Ketiga, membiayai sendiri kegiatan kampanye yang dilakukan. Calon semacam ini tidak banyak, pada umumnya dari latar belakang pengusaha. Mereka sudah kaya, kemudian terjun ke dunia politik.
Cara Menyetop
Tidak mudah menyetop demokrasi uang, karena rakyat kita masih sangat banyak yang miskin, kurang pendidikan dan kurang penghayatan agama.
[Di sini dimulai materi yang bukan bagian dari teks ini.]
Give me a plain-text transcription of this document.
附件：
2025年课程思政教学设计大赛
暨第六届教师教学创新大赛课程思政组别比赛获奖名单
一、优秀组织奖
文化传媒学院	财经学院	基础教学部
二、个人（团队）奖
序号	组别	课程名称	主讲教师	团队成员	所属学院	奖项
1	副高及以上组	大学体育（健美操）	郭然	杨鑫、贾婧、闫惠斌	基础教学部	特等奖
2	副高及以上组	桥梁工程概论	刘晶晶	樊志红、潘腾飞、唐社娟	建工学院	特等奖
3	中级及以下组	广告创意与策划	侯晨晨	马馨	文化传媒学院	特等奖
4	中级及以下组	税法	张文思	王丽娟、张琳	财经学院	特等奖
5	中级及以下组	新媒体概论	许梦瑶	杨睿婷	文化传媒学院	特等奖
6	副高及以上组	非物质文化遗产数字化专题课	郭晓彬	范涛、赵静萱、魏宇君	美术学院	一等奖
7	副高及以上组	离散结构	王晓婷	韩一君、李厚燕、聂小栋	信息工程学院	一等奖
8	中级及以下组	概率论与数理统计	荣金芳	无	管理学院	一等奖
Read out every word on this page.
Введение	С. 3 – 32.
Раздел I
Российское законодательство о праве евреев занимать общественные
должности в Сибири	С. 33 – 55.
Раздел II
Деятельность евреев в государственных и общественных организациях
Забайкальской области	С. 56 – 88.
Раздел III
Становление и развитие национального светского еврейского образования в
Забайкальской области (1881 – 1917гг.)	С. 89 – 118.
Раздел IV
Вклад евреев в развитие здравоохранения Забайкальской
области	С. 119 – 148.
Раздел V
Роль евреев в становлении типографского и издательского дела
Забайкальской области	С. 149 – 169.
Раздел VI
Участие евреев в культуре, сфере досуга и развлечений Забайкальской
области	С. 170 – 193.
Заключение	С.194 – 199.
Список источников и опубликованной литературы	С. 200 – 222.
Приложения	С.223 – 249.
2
Setidaknya ada tiga cara menyetop demokrasi uang, demokrasi sembako dan korupsi. Pertama, mengubah sistem demokrasi langsung kepada demokrasi perwakilan. Cara ini sesuai sila keempat dari Pancasila.
Kedua, memberi pendidikan kepada rakyat supaya tidak memilih seorang calon yang memberi uang karena pada akhirnya kalau terpilih akan korupsi dan tidak memihak kepada rakyat yang memilih karena rakyat sudah mendapatkan bagian sebelum pemilihan berupa uang atau sembako.
Ketiga, menghukum seberat-beratnya kepada pemberi suap dan penerima suap. Cara ini kita setuju, tetapi dalam praktik sulit diwujudkan karena suap bagaikan angin, kita merasa ada angin tapi sulit membuktikannya karena penyuap dan penerima suap tutup mulut, sulit menghadirkan saksi apalagi kalau semuanya menerima uang atau sembako dalam serangan fajar.
Menurut saya, demokrasi uang, demokrasi sembako dan demokrasi perut serta korupsi harus di stop dengan penegakan hukum yang tegas, berani dan tanpa pandang bulu. Pada masa mendatang sebaiknya demokrasi kita dikembalikan kepada demokrasi perwakilan.
Dengan melakukan hal-hal tersebut diharapkan dalam pelaksanaan pemilihan kepala daerah serentak di 171 tahun 2018 dan pemilu serentak tahun 2019, demokrasi uang, demokrasi sembako dan korupsi bisa diminimalisir. Betapapun beratnya pengamalan demokrasi ditengah masyarakat kita yang masih banyak miskin, kurang ilmu dan kurang penghayatan agama, sebagai bangsa kita harus tetap optimis dan yakin bisa.